I talebani “fanno paura ai giovani e alle molte donne che si sono dovute rintanare in casa. E’ l’ennesima prova che non possiamo girare la testa dall’altra parte”.

Lo dice in un’intervista a Il Messaggero la Viceministra degli Affari Esteri e della Cooperazione internazionale Marina Sereni.

 

“Serve una riflessione rigorosa, abbiamo commesso degli errori. Certamente, in un Paese attraversato da tante frammentazioni etniche, religiose e tribali, non siamo riusciti ad accompagnare l’intervento militare della Nato con la creazione di istituzioni solide – spiega -. Ma non mi sento di dire che è stato tutto sbagliato. Se per vent’ anni i bambini e le bambine afghane sono potute tornare a scuola e le donne emanciparsi è grazie a questa missione”.

 

La scelta dell’amministrazione Usa “è stato un passaggio graduale iniziato da Obama, accelerato in maniera poco ponderata da Trump, e ora concluso da Biden” ricorda.

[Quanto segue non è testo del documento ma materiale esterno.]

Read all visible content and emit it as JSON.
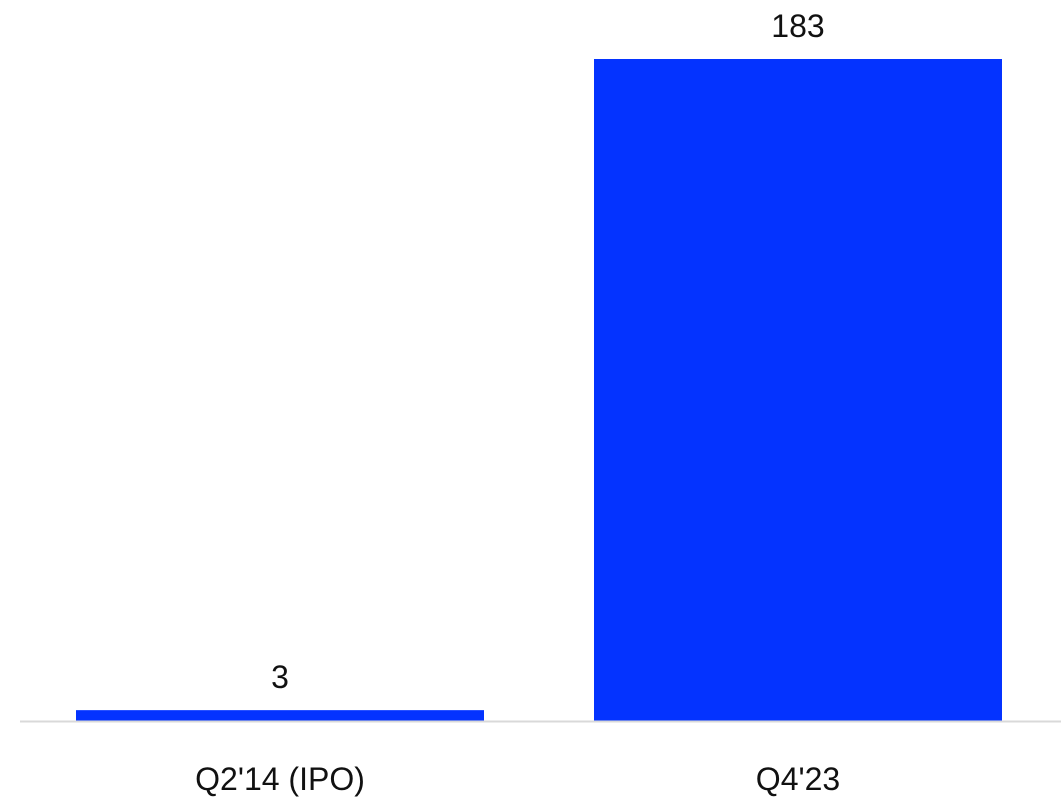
{
  "chart_data": {
    "type": "bar",
    "categories": [
      "Q2'14 (IPO)",
      "Q4'23"
    ],
    "values": [
      3,
      183
    ],
    "value_labels": [
      "3",
      "183"
    ],
    "title": "",
    "xlabel": "",
    "ylabel": "",
    "ylim": [
      0,
      183
    ],
    "grid": false,
    "legend": "none",
    "colors": {
      "bar": "#0433FF",
      "baseline": "#D9D9D9"
    }
  }
}
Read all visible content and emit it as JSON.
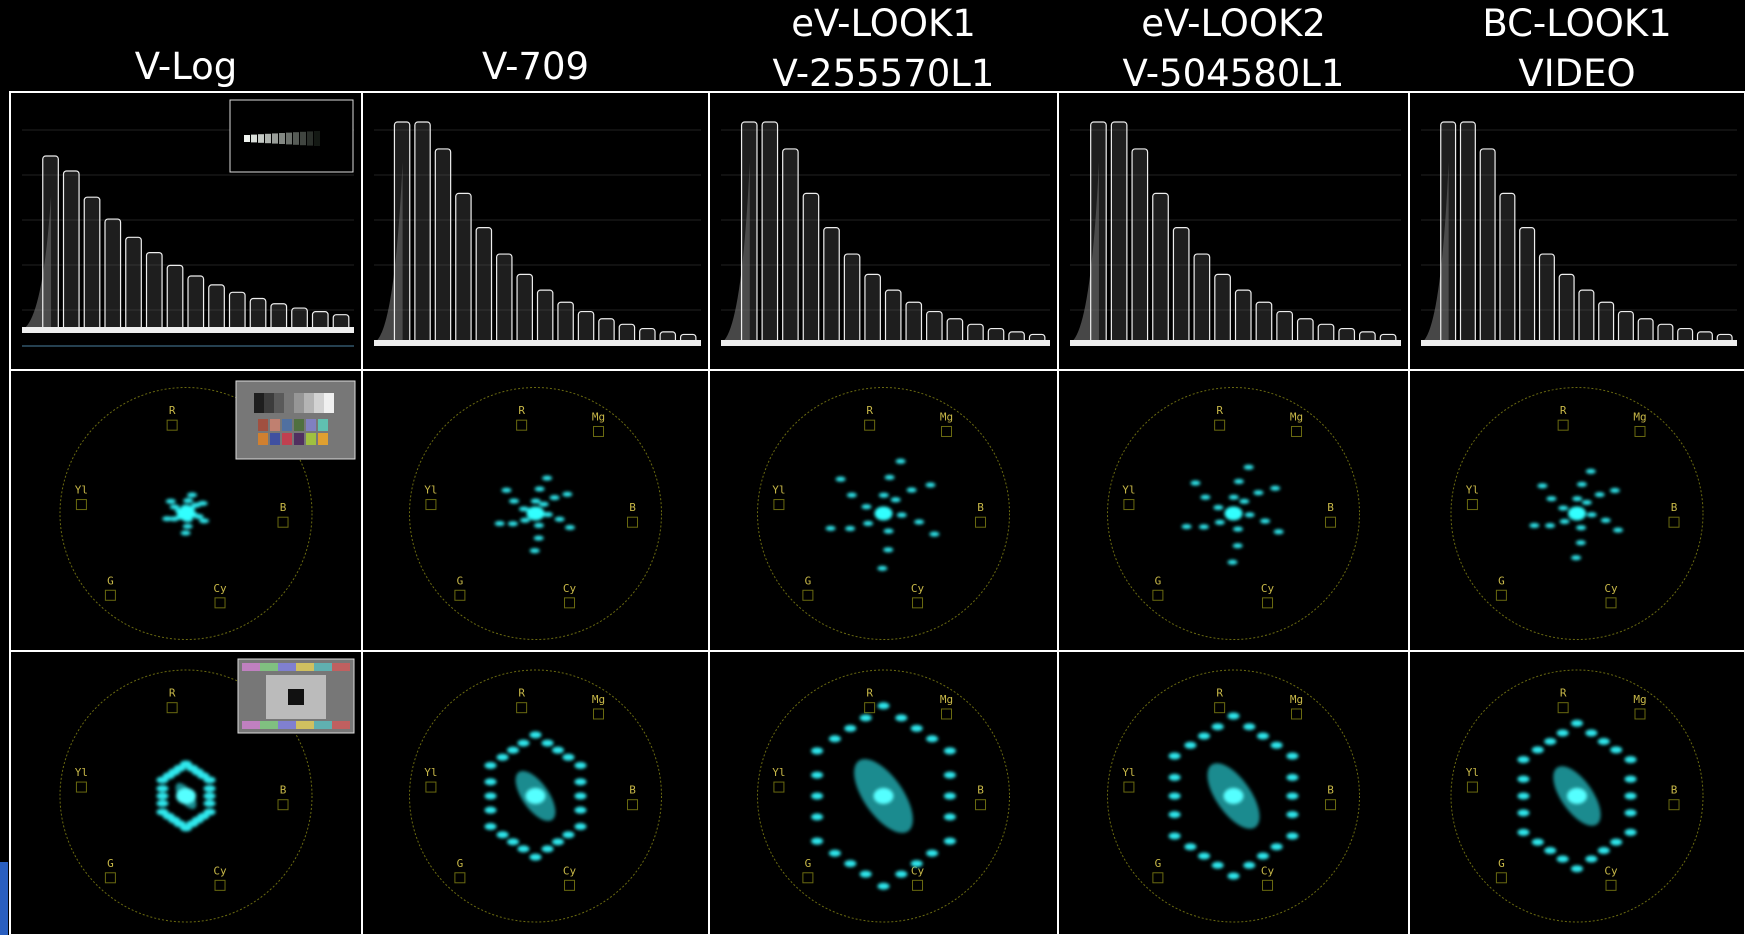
{
  "columns": [
    {
      "lines": [
        "V-Log"
      ]
    },
    {
      "lines": [
        "V-709"
      ]
    },
    {
      "lines": [
        "eV-LOOK1",
        "V-255570L1"
      ]
    },
    {
      "lines": [
        "eV-LOOK2",
        "V-504580L1"
      ]
    },
    {
      "lines": [
        "BC-LOOK1",
        "VIDEO"
      ]
    }
  ],
  "scope_labels": [
    "R",
    "Mg",
    "B",
    "Cy",
    "G",
    "Yl"
  ]
}
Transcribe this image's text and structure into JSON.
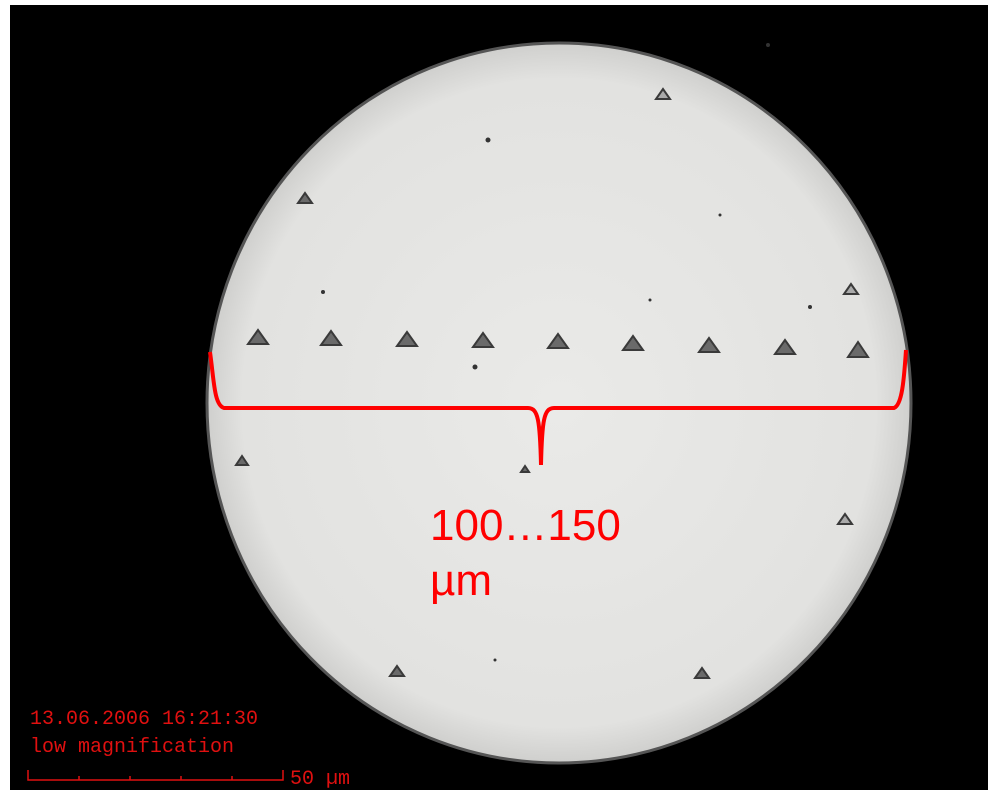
{
  "annotation": {
    "range": "100…150",
    "unit": "µm"
  },
  "overlay": {
    "timestamp": "13.06.2006 16:21:30",
    "mode": "low magnification",
    "scale_label": "50 µm"
  }
}
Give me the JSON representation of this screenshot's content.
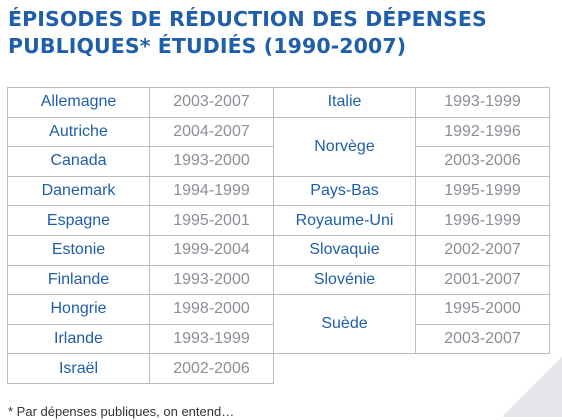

La Ue ora “dovrà ritagliarsi un ruolo più da protagonista nello scacchiere internazionale”.

 

Il ministro Di Maio “porterà la nostra visione in Europa”, cioè la necessità di trovare un punto di vista comune e il dovere di “portare in Ue tutti coloro che hanno collaborato con istituzioni, Ong e anche media occidentali. Per loro serve immediatamente lo status di rifugiati. Un orientamento che spero e credo sarà condiviso da tutto il governo italiano”.

 

Rispetto al tema dei profughi “credo vada raccolto l’appello delle Nazioni Unite a sospendere i respingimenti ai confini”. Servono però intanto azioni concrete come la collaborazione con i paesi limitrofi all’Afghanistan dove andranno in molti e in Ue trovare per l’accoglienza un equilibrio, improntato alla solidarietà “tra Paesi di primo arrivo e gli altri”.

 

Sul rischio terrorismo “dobbiamo monitorare la situazione e mantenere alta la guardia, ma è sempre sbagliato mettere in relazione il tema dell’immigrazione al terrorismo”.